Ellsworth emerged as the favored candidate of the Democratic Senatorial Campaign Committee and the White House in the immediate aftermath of Bayh's stunning decision that he would not seek a third term.
Handsome, telegenic and with the sort of voting record during his two terms in the House that makes him a viable statewide candidate in conservative-minded Indiana, Ellsworth is rightly seen as a recruiting coup for a DSCC that was caught off guard by Bayh's decision (as was the rest of the Democratic political world) and had been badly bruised and battered by retirements and the special election victory of Sen. Scott Brown (R-Mass.) in recent weeks.
That said, Ellsworth is not Bayh and starts out at a significant name identification disadvantage against former Sen.

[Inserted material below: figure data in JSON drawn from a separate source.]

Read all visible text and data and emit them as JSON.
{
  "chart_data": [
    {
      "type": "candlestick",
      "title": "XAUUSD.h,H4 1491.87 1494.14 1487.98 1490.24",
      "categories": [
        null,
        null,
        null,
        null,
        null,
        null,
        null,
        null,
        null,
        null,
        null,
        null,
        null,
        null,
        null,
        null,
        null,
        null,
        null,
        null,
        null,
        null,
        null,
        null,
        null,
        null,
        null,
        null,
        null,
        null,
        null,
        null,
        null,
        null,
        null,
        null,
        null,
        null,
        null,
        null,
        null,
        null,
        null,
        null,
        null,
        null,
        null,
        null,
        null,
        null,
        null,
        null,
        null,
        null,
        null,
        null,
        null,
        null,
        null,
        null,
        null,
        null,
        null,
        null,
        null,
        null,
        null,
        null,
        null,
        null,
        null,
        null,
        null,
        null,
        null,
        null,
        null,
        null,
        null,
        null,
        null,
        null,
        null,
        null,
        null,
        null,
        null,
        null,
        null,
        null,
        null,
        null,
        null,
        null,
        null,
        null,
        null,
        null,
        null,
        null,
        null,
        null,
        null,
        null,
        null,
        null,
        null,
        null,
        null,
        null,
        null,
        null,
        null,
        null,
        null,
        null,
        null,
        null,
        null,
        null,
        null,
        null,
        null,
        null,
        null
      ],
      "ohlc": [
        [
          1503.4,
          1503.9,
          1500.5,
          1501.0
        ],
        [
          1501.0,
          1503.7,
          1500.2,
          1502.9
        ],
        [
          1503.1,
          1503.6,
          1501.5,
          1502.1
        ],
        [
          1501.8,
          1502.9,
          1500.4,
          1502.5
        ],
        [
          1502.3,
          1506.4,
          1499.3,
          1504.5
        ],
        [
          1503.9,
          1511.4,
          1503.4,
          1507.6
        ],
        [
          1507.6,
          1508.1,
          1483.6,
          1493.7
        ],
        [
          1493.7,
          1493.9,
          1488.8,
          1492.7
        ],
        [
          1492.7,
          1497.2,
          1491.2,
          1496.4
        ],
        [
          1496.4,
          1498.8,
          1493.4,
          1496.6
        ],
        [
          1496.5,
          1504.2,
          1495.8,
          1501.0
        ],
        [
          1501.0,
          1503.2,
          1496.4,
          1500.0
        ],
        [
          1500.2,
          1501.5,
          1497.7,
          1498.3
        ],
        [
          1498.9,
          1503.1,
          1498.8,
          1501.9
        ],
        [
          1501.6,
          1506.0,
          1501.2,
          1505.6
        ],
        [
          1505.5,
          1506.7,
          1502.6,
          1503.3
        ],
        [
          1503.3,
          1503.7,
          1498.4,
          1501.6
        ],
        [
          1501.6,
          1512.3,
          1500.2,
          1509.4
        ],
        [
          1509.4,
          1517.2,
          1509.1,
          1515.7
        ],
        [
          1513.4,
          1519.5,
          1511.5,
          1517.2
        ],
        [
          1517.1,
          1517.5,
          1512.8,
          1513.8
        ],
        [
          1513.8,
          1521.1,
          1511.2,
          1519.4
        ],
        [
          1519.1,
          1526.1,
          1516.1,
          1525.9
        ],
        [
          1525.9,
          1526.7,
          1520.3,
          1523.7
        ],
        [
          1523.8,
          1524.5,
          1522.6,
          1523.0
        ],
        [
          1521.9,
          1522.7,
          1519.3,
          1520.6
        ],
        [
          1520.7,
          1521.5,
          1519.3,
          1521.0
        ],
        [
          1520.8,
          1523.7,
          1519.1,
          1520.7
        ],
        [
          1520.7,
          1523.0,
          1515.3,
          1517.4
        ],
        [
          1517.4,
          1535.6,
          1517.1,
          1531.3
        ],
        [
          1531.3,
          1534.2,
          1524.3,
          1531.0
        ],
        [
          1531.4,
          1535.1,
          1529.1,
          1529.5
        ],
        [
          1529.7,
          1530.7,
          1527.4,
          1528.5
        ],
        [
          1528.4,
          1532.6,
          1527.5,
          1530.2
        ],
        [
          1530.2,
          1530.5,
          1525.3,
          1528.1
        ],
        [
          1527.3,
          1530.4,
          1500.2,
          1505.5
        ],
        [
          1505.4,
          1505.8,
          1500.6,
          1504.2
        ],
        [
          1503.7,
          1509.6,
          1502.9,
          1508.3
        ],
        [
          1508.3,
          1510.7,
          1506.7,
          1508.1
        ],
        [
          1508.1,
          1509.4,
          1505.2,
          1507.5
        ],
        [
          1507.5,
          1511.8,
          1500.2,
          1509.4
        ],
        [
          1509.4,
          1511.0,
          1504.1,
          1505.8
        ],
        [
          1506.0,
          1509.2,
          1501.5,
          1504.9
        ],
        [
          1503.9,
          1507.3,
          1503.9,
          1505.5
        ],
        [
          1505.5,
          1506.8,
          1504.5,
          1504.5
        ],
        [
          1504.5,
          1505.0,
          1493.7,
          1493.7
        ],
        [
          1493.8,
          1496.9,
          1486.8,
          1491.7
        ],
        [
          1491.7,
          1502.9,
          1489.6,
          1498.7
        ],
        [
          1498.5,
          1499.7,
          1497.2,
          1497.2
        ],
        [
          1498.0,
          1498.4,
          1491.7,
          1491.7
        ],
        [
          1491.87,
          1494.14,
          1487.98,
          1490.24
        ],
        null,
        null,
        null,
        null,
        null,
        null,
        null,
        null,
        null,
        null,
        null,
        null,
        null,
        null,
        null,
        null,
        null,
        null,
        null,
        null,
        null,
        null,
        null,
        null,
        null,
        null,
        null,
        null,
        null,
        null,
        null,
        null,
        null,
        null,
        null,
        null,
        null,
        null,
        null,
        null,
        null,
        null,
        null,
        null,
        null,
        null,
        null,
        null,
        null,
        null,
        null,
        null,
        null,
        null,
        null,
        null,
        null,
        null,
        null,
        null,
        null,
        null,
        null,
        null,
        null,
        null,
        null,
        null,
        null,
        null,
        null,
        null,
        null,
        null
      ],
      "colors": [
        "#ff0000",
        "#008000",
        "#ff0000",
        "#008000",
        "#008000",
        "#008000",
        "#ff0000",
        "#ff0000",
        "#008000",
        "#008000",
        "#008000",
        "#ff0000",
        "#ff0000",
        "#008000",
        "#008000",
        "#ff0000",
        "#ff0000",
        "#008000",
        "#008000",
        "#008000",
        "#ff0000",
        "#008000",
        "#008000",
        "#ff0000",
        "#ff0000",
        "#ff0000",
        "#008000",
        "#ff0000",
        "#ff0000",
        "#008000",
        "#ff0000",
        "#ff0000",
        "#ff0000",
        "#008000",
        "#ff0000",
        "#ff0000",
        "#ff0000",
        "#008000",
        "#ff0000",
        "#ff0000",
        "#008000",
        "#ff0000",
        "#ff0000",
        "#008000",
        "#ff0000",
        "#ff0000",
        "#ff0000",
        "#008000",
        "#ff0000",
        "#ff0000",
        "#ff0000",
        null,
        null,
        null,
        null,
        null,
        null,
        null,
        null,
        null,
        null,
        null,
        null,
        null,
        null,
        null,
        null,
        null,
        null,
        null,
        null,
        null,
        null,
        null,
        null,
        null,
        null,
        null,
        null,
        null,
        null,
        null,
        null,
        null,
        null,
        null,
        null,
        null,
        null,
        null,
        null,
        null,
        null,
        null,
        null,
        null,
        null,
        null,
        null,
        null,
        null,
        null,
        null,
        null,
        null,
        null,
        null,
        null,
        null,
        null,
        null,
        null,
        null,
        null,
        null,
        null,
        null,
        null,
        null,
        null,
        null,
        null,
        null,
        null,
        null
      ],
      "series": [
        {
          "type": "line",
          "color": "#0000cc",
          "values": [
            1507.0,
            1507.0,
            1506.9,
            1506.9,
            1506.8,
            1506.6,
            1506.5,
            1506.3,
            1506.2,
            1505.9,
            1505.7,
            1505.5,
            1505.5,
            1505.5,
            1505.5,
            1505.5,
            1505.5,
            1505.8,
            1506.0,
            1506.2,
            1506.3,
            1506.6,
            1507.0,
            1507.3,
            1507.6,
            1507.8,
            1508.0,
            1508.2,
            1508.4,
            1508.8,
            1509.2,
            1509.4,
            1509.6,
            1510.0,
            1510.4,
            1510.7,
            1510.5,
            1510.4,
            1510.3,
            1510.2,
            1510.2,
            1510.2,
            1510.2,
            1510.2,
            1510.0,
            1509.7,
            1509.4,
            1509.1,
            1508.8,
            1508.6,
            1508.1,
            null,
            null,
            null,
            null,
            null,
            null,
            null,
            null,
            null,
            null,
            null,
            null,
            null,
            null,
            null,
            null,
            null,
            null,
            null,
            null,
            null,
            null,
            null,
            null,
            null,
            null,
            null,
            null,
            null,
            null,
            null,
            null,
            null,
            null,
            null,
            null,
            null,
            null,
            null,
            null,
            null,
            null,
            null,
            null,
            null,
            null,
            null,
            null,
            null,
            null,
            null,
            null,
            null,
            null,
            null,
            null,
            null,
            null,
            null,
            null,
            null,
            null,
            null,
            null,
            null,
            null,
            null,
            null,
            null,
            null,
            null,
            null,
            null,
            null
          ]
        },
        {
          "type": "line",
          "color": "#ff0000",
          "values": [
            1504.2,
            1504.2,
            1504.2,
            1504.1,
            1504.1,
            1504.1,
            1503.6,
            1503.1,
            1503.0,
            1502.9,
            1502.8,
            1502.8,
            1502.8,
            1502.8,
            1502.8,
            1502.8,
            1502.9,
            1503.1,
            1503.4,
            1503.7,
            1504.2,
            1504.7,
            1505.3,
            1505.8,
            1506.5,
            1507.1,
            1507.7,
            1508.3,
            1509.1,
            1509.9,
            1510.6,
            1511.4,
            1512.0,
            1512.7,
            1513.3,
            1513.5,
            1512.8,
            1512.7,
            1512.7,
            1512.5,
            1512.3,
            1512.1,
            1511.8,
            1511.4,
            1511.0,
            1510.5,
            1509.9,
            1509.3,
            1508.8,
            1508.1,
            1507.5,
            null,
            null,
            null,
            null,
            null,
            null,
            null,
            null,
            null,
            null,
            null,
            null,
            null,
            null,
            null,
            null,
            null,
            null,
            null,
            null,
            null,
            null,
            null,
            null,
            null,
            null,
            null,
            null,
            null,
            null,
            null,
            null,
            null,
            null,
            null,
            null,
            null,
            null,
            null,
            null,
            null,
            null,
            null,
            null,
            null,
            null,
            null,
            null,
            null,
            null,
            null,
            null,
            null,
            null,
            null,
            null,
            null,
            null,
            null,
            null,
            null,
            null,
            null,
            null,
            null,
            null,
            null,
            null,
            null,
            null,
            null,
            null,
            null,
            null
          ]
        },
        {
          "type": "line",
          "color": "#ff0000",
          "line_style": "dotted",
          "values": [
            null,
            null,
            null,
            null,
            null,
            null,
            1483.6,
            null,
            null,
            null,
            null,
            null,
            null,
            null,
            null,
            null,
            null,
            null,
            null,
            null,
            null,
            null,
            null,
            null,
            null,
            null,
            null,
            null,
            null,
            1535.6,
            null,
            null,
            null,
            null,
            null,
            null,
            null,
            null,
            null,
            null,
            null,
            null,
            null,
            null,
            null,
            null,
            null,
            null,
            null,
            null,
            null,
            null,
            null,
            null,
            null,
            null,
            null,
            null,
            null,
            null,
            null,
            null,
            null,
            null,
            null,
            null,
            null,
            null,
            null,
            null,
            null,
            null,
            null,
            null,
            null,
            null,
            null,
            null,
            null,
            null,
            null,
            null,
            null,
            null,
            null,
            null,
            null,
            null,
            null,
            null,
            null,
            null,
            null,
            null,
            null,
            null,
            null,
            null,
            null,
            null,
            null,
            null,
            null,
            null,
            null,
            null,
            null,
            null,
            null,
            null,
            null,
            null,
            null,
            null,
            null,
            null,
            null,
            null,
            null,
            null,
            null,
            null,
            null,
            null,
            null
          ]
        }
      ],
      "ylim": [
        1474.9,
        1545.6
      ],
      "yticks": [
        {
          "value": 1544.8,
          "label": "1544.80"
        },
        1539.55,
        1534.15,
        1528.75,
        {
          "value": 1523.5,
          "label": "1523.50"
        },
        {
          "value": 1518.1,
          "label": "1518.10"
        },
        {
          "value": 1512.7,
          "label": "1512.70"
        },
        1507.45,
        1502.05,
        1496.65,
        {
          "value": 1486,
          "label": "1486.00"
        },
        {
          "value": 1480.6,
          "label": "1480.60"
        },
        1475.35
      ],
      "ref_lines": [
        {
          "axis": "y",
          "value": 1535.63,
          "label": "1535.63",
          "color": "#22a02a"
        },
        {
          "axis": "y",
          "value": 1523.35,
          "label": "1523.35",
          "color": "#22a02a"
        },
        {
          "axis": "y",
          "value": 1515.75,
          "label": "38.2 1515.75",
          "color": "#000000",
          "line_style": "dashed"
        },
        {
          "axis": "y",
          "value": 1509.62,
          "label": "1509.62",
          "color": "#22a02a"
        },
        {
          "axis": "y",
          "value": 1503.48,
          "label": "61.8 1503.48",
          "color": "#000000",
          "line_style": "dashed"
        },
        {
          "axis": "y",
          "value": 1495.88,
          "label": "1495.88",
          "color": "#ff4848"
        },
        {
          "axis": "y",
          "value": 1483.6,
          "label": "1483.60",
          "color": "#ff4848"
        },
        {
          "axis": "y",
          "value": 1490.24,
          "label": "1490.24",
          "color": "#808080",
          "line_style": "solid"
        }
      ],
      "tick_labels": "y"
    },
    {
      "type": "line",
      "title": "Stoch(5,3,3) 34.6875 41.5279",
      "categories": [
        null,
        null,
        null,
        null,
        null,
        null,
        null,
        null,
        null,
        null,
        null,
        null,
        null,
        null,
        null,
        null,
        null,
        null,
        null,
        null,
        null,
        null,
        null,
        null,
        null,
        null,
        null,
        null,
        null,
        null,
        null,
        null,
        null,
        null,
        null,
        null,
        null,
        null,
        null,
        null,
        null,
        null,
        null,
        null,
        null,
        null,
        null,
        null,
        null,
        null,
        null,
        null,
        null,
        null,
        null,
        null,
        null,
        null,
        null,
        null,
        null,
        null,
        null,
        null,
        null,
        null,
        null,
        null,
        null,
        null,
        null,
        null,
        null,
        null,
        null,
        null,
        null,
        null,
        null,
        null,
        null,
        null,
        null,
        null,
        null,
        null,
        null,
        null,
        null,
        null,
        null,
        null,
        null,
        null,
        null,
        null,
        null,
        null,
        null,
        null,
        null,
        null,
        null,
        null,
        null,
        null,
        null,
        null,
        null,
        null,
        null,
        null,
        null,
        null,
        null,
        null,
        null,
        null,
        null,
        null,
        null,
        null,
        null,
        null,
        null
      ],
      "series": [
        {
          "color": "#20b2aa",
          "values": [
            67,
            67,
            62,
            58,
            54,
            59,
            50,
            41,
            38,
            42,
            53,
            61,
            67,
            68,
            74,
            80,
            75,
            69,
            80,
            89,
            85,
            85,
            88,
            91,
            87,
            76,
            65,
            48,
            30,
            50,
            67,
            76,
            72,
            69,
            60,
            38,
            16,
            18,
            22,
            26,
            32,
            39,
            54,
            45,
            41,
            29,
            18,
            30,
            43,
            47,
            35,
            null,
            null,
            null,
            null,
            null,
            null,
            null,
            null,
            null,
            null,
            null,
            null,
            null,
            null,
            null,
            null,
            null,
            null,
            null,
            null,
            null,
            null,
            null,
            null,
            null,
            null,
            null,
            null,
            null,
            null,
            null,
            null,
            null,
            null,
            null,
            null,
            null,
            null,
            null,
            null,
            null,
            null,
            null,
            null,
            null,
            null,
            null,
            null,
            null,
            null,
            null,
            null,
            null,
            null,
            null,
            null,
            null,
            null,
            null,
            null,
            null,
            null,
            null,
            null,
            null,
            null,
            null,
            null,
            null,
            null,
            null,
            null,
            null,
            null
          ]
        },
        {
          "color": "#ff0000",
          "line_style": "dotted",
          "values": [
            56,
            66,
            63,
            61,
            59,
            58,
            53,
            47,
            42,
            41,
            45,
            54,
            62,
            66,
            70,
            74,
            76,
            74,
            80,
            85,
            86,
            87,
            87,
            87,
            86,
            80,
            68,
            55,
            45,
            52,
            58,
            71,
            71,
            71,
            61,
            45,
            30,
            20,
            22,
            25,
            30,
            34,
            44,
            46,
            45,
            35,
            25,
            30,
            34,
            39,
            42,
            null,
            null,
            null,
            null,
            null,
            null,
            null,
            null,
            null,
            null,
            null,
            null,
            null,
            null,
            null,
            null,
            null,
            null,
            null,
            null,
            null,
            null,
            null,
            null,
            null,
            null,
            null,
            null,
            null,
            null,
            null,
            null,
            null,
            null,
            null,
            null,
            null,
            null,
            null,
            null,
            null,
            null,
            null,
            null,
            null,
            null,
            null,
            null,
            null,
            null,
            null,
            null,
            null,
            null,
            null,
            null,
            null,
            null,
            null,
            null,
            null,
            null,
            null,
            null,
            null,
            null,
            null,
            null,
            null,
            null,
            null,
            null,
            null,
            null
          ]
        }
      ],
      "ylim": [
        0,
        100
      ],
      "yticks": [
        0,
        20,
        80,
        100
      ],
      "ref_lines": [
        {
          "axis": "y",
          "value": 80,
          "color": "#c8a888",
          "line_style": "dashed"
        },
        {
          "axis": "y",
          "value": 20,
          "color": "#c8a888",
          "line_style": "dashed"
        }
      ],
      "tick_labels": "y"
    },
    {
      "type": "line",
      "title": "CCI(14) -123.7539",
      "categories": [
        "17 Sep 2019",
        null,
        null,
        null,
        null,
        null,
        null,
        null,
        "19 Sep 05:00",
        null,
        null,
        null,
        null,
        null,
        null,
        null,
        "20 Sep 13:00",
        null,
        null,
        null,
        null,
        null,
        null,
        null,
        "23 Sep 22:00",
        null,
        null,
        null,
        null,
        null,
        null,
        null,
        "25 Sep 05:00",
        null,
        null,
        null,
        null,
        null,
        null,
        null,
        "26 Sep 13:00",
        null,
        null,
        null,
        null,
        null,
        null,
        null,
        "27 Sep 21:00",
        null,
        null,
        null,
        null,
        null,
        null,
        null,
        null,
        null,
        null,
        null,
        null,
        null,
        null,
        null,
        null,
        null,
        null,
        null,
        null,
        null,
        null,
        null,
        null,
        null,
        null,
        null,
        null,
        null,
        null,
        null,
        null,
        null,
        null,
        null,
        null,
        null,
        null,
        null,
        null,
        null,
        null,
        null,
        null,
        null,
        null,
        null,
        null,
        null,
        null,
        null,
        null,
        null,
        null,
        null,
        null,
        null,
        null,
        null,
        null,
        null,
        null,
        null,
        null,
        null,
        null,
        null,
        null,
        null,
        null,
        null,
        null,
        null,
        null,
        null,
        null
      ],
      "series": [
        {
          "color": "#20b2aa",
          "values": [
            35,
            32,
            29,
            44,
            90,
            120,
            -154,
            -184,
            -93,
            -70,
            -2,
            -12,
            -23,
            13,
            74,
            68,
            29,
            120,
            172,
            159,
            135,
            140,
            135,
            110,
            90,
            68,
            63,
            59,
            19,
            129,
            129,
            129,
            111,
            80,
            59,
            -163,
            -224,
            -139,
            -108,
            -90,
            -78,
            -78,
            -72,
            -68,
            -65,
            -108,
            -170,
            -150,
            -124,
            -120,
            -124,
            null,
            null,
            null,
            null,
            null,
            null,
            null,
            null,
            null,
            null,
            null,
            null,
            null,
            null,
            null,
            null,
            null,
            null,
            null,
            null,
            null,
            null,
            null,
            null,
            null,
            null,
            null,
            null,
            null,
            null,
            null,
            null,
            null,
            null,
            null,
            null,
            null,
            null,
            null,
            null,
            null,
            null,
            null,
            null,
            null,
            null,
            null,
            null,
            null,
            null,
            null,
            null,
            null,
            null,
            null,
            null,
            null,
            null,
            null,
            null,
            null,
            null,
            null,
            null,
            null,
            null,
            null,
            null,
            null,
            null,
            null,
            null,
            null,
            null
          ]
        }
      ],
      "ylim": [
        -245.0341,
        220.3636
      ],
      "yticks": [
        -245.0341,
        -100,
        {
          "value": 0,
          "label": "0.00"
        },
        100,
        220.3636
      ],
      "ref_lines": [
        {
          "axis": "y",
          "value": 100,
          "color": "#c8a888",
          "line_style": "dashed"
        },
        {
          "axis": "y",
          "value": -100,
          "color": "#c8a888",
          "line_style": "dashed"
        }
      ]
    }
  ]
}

Dan Coats, the likely Republican nominee. Republican strategists also note that Ellsworth supported President Obama's health care bill last year, a vote they plan to use against him this fall.
This seems like a smart move for Ellsworth. Since there was a very good chance he was going to lose his House seat anyway, he might as well make a statewide run in a tough environment. Ellsworth distinguishes himself from Bayh by casting himself as a fully pro-life Democrat. But during the health care debate, Ellsworth sponsored an alternative amendment to Bart Stupak's. It was opposed by Stupak, and the National Right to Life Commitee called it a "money-laundering" scheme to fund abortions. Ellsworth's amendment reportedly sparked a "furious backlash" back in Indiana, and Ellsworth has since aligned himself with Stupak.
Cillizza reports that "32-member Democratic state central committee will select the party's candidate" sometime after May 4.